Entertainment

ESPN’s 'O.J.: Made in America' Documentary Gives You What 'American Crime Story' Didn’t

The nearly-eight-hour docuseries approaches the case from all angles, and argues the verdict was a triumph.

American Crime Story: The People v. O.J. Simpson was a true sensation — a true zeitgeist show in an age of too much BS to binge, an important and nuanced show touching on the knotty, tragic history of race relations in America. In many ways, it was not about O.J., though it brought us back to him in the Ryan-Murphy-produced show’s final installment, leaving the viewer with a final bit of ambiguity, skewed heavily toward guilt and O.J.’s own self-deception.

Is there more to say about the case, cinematically? Yes, when you try to excavate the societal reaction seen mostly in news broadcast and montage in American Crime Story in depth, as well as actually present the evidence we only see snippets of on that show.

This is what O.J.: Made in America — a nearly eight-hour long, ESPN ‘30 for 30’ documentary — aims to do. Directed by Cutie and the Boxer director Ezra Edelman, the film fulfills its title, focusing on both the case and the more important phenomenon it caused in the country. American Crime Story begins with images of the Rodney King riots, but it does not spell out the full history of relationships with the LAPD (How was a Mark Fuhrman type born/possible?) In fact, there are endless subcultures and ripple effects of the case that the FX show did not address, in its effort to encapsulate evidence from different tell-all memoirs into a behind-the-scenes drama. So if you were worried that watching a multipart doc after the show would be redundant, think again.

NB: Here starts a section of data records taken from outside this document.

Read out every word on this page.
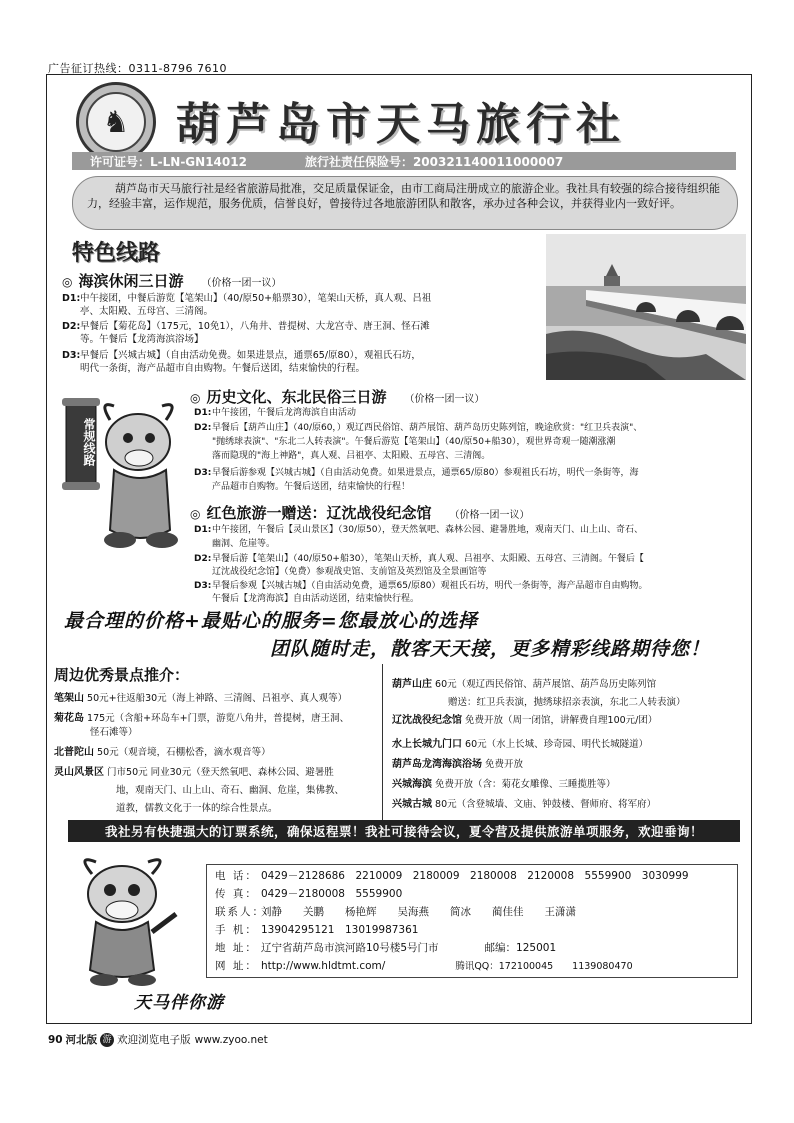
广告征订热线：0311-8796 7610
♞	葫芦岛市天马旅行社
许可证号：L-LN-GN14012	旅行社责任保险号：200321140011000007
葫芦岛市天马旅行社是经省旅游局批准，交足质量保证金，由市工商局注册成立的旅游企业。我社具有较强的综合接待组织能力，经验丰富，运作规范，服务优质，信誉良好，曾接待过各地旅游团队和散客，承办过各种会议，并获得业内一致好评。
特色线路
◎ 海滨休闲三日游 （价格一团一议）
D1:中午接团，中餐后游览【笔架山】（40/原50+船票30），笔架山天桥，真人观、吕祖
亭、太阳殿、五母宫、三清阁。
D2:早餐后【菊花岛】（175元，10免1），八角井、普提树、大龙宫寺、唐王洞、怪石滩
等。午餐后【龙湾海滨浴场】
D3:早餐后【兴城古城】（自由活动免费。如果进景点，通票65/原80），观祖氏石坊，
明代一条街，海产品超市自由购物。午餐后送团，结束愉快的行程。
常规线路
◎ 历史文化、东北民俗三日游 （价格一团一议）
D1:中午接团，午餐后龙湾海滨自由活动
D2:早餐后【葫芦山庄】（40/原60，）观辽西民俗馆、葫芦展馆、葫芦岛历史陈列馆，晚途欣赏："红卫兵表演"、
"抛绣球表演"、"东北二人转表演"。午餐后游览【笔架山】（40/原50+船30），观世界奇观一随潮涨潮
落而隐现的"海上神路"，真人观、吕祖亭、太阳殿、五母宫、三清阁。
D3:早餐后游参观【兴城古城】（自由活动免费。如果进景点，通票65/原80）参观祖氏石坊，明代一条街等，海
产品超市自购物。午餐后送团，结束愉快的行程！
◎ 红色旅游一赠送：辽沈战役纪念馆 （价格一团一议）
D1:中午接团，午餐后【灵山景区】（30/原50），登天然氧吧、森林公园、避暑胜地，观南天门、山上山、奇石、
幽洞、危崖等。
D2:早餐后游【笔架山】（40/原50+船30），笔架山天桥，真人观、吕祖亭、太阳殿、五母宫、三清阁。午餐后【
辽沈战役纪念馆】（免费）参观战史馆、支前馆及英烈馆及全景画馆等
D3:早餐后参观【兴城古城】（自由活动免费，通票65/原80）观祖氏石坊，明代一条街等，海产品超市自由购物。
午餐后【龙湾海滨】自由活动送团，结束愉快行程。
最合理的价格+最贴心的服务=您最放心的选择
团队随时走，散客天天接，更多精彩线路期待您！
周边优秀景点推介：
笔架山 50元+往返船30元（海上神路、三清阁、吕祖亭、真人观等）
菊花岛 175元（含船+环岛车+门票，游览八角井，普提树，唐王洞、
怪石滩等）
北普陀山 50元（观音境，石棚松香，滴水观音等）
灵山风景区 门市50元 同业30元（登天然氧吧、森林公园、避暑胜
地，观南天门、山上山、奇石、幽洞、危崖，集佛教、
道教，儒教文化于一体的综合性景点。
葫芦山庄 60元（观辽西民俗馆、葫芦展馆、葫芦岛历史陈列馆
赠送：红卫兵表演，抛绣球招亲表演，东北二人转表演）
辽沈战役纪念馆 免费开放（周一闭馆，讲解费自理100元/团）
水上长城九门口 60元（水上长城、珍奇园、明代长城隧道）
葫芦岛龙湾海滨浴场 免费开放
兴城海滨 免费开放（含：菊花女雕像、三睡揽胜等）
兴城古城 80元（含登城墙、文庙、钟鼓楼、督师府、将军府）
我社另有快捷强大的订票系统，确保返程票！我社可接待会议，夏令营及提供旅游单项服务，欢迎垂询！
电 话： 0429－2128686　2210009　2180009　2180008　2120008　5559900　3030999
传 真： 0429－2180008　5559900
联系人：刘静　　关鹏　　杨艳辉　　吴海燕　　简冰　　蔺佳佳　　王潇潇
手 机： 13904295121　13019987361
地 址： 辽宁省葫芦岛市滨河路10号楼5号门市	邮编：125001
网 址： http://www.hldtmt.com/	腾讯QQ：172100045　　1139080470
天马伴你游
90 河北版 游 欢迎浏览电子版 www.zyoo.net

The dramatic trailer focuses on differing, vitriolic accounts of O.J.’s significance, from representatives of different enclaves and demographics:

By examining how the O.J. trial became a metaphor for the sociological landscape in “America,” the documentary aims to show how his unlikely acquittal — based on its resourceful and incendiary defense — became a race-relations milestone. It does not (as in Martin Sheen’s pending, subtly titled Hard Evidence: O.J. is Innocent, which premiered at Sundance this year) make any bones about the possibility that he is not guilty.

One of the chief draws of the documentary is the fact that it includes never-before-seen footage, even some of O.J. behind-the-scenes during the trial. Some coverage of his life after the trial will be included as well, to help shed light on both who the world thought this man was, and the truth of the matter. Figuratively as well as literally, it gives O.J. much more of a voice than American Crime Story.

O.J. Simpson, in court seeking retrial in 2013

Ethan Miller/Getty Images

If this doesn’t seem enticing enough, maybe you should take a look at the reviews — which have trickled out after the documentary’s screenings at Sundance, Tribeca, and HotDocs Festivals respectively. They’ve been almost universally positive. Will Leitch wrote for New York Magazine that the doc “will be the only thing this country’s going to be talking about.”

O.J.: Made in America is set to hit select theaters this month, and then run on ABC primetime and ESPN in installments during the week of June 11th. Don’t miss it.